M. Arezki M. nous a révélé qu' « en 2009, il sera procédé à la livraison d'un livret professionnel », dont le but est de faciliter l'accès à ce métier en plus d'un allègement conséquent des démarches administratives. Mais qu'en est-il de l'activité proprement dite ? Tous sont unanimes à se plaindre de la piètre qualité du matériel qu'ils sont obligés d'acheter, au demeurant, en sus des pièces de rechange, au prix fort. M. A.Tirouche, élu RCD à l'APW, contacté par nos soins, lui évoquant le sujet, se félicite des efforts fournis par la commission dont il est membre envers cette tranche d'artisans.

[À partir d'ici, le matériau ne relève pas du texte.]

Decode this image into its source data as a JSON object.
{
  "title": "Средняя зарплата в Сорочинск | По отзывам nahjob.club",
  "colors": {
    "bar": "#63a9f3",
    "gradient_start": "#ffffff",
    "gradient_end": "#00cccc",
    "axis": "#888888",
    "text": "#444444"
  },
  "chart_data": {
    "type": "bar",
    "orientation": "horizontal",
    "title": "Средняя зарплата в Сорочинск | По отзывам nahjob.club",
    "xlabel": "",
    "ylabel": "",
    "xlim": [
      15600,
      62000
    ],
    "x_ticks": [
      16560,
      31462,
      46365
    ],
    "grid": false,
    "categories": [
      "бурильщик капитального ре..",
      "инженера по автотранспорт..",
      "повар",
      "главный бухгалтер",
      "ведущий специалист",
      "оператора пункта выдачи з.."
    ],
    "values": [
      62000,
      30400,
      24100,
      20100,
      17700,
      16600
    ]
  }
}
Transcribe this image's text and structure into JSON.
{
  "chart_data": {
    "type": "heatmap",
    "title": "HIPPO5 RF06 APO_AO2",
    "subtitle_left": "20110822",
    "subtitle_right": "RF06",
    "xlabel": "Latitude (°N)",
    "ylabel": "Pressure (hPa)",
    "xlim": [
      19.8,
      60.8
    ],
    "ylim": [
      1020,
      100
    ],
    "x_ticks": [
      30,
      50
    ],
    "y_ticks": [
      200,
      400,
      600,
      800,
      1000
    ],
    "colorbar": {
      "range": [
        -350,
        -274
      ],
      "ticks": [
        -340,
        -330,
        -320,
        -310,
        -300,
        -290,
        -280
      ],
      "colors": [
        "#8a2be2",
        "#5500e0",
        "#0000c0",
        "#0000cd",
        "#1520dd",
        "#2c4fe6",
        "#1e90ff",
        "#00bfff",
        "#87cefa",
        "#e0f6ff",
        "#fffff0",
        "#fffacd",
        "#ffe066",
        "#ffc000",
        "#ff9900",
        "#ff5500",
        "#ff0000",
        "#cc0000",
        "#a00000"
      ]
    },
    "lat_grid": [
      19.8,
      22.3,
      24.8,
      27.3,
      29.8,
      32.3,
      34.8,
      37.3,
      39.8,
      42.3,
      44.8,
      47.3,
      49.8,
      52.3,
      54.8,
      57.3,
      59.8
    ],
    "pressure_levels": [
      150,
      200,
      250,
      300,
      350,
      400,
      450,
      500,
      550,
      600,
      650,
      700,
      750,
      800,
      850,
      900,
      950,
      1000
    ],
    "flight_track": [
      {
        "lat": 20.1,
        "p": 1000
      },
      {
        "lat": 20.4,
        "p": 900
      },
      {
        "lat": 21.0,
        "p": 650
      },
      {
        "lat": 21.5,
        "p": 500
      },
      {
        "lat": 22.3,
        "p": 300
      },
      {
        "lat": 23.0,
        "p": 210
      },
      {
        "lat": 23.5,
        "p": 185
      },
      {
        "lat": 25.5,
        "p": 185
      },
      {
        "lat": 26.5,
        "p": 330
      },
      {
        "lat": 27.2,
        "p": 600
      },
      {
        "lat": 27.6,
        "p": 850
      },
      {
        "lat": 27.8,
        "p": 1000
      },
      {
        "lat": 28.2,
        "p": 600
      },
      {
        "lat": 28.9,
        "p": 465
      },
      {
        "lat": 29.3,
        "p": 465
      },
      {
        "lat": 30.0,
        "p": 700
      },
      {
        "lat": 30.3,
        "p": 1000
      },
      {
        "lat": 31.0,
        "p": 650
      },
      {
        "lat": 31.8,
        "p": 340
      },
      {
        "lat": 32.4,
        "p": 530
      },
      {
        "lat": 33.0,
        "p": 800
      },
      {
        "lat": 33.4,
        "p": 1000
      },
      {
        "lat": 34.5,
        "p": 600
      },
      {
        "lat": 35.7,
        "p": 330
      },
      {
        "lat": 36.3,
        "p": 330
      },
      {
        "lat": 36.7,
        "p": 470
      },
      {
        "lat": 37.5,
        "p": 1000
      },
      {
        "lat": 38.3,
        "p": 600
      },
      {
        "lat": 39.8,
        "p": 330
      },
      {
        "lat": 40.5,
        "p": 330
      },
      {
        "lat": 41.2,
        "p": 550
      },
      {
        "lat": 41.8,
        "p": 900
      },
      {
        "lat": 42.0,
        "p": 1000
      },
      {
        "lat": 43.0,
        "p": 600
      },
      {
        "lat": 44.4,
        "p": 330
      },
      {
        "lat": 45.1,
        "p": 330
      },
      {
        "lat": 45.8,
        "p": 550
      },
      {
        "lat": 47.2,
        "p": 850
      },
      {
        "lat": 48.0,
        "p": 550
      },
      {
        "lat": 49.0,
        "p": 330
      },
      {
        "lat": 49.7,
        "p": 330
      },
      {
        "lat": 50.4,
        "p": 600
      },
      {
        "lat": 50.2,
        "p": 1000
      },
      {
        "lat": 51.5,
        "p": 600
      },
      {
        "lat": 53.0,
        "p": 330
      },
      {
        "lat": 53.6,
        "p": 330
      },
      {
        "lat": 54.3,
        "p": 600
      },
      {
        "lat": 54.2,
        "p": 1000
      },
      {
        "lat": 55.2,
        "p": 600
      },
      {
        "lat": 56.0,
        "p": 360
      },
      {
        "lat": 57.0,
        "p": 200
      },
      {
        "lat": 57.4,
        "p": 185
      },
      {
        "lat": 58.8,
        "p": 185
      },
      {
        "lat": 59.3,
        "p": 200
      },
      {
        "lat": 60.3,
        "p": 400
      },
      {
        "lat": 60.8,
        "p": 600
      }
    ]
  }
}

Il nous a appris que « c'est la raison qui a poussé l'actuelle APW, via la commission Pêche, environnement et agriculture, de voter récemment une aide de 300 millions de centimes en faveur de la filière pour l'acquisition d'un matériel adéquat ». Mais de la bouche des pêcheurs, les services de la DAL y seraient pour quelque chose dans les lenteurs rencontrées pour la concrétisation définitive de ladite aide.
L'absence de mécaniciens qualifiés dans ce domaine contraint tout le monde alors à la débrouille ! Les prévisions météorologiques tiennent une place prépondérante dans cette profession. Ils savent, en professionnels qu'ils sont, que la mer ne pardonne aucun amateurisme. « Aller au large sans consulter la météo c'est courir à sa perte ! », nous rétorquent-ils. Toutes les saisons sont prolifiques. Pour eux, la mer est généreuse ! La demande est particulièrement plus forte en été, on s'en doute de par le nombre d'estivants et vacanciers qui aiment bien déguster qui, un mérou, qui un pagre (accompagné d'un bon verre de rosé pour les amateurs de nos crus). Le reste de l'année, les pêcheurs « écoulent » leur marchandise aux restaurateurs locaux. Ceux de Zegzou occupent une place de choix, vu l'aspect pittoresque qu'offre ce lieu. Les pêcheurs arrivent à perpétuer ainsi donc ce métier, mais beaucoup ne comprennent pas l'attitude de la CNAS qui leur impose le même barème de cotisations que les propriétaires de chalutiers.
Ils nous ont fait savoir que plusieurs marins seraient endettés envers cet organisme qui leur refuse tout échéancier. Pourtant, preuve à l'appui, la loi 08/08 du 23/02/2008 publié au N°11 du Journal Officiel est claire. Celle-ci stipule, notamment dans son article 87, l'accord d'un échéancier de payement de 3 ans aux marins endettés, sans majoration. Avant de quitter nos pêcheurs, ils n'ont pas omis de dénoncer les atteintes perpétuelles à la côte. L'exemple de la pollution effrénée du cap Tadles ne doit pas occulter les autres, toutes aussi dévastatrices.
Le non-traitement des eaux usées déversées dans la mer a des répercussions irrémédiables pour la faune et flore marines. « C'est sérieux ! », se plaignent-ils. Ils affirment que plusieurs espèces ont soit quitté nos rivages, soit ont disparu complètement. N'oublions pas les stations de lavage qui ajoutent leur lot de destruction. Dans les filets on y « collecte » des sachets noirs, des pots de yaourt ! C'est dire l'ampleur du fait accompli. Même les chalutiers ne respectent pas les limites autorisées. Conséquence : des zones de reproduction sont « rayées » pour de bon des côtes ! Mais à qui profite « ces crimes » contre la mer ? L'avenir saura répondre.